DeSimone's team made particles that were 1.5 µm thick and 6 µm in diameter to mimic the properties of red blood cells. "We
systematically varied the degree of deformability. When we matched the degree of deformability of a red blood cell, we had
a 30-fold increase in elimination half life. We had a four-day elimination half-life for a 6-µm diameter particle, which is
really unheard of," says DeSimone.
Because the PRINT technique offers enhanced control over particle properties, including size, shape, chemistry, and surface
area, it could enable a wider range of release rates for injectable drugs compared with manufacturing techniques, such as
emulsions, says DeSimone. The method also allows manufacturers to load particles with more types of drugs than other techniques
do, including hydrophilic, hydrophobic, and biomacromolecules. He adds that PRINT can modify the particle matrix easily, thus
establishing the desired release profile. "The precise control over numerous particle parameters is what makes PRINT so versatile,"

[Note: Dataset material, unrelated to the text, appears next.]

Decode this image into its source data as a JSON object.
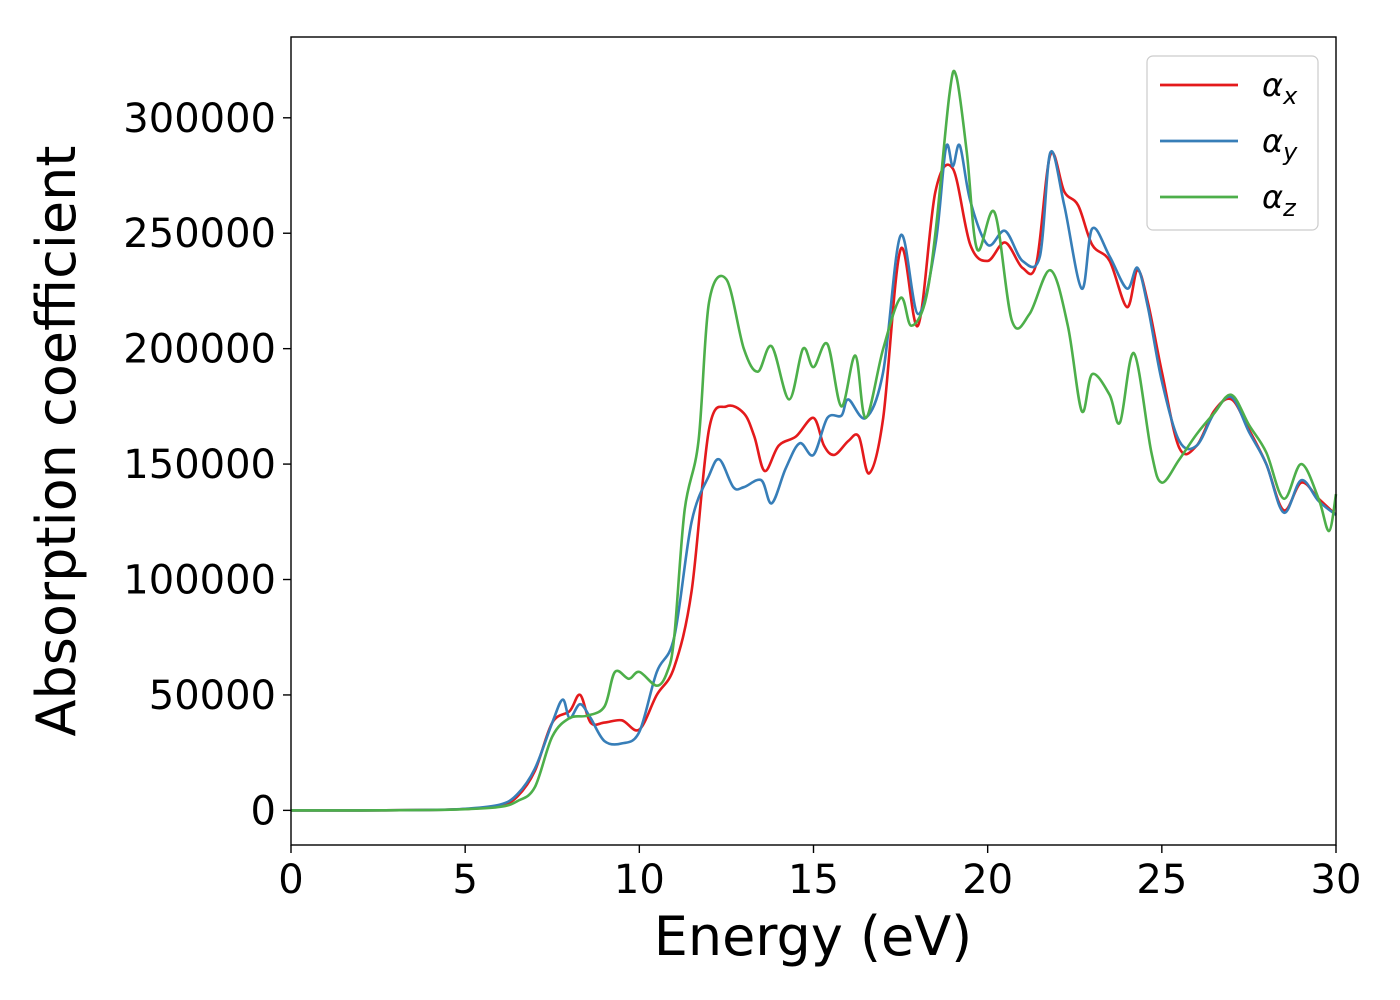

Several options for controlled-release injectable dosage forms, though effective, require somewhat complicated formulations
that present unique manufacturing challenges. Injectable controlled-release drugs are traditionally in liquid form because
of the constraints of the standard needle-and-syringe delivery method, which limits formulation options.
The ability to retain a solid formulation offers several advantages, not least in terms of stability. The injection of solid
doses is not a new concept; drug implants have been around for some time. AstraZeneca's Zoladex (goserelin), for example,
was introduced more than 20 years ago. Used to treat prostate cancer, the 10.8-mg implant must be injected by a healthcare
professional through a 14-gauge needle with an aseptic technique. "Not particularly pleasant," says Charles Potter, chief
technical officer at specialty pharmaceutical company Glide Pharma. However, the formulation does offer sustained release
over a 12-week period and makes such injections relatively infrequent.
Taking the idea of an implant one step further, Potter asked, "Why not use the drug as the needle? If the formulation can
be made solid enough, it can be formed into a sharp point." That premise is the basis of Glide Pharma's Solid Dose Injector
(SDI) technology, which uses a solid, homogenous mixture of drug and excipient.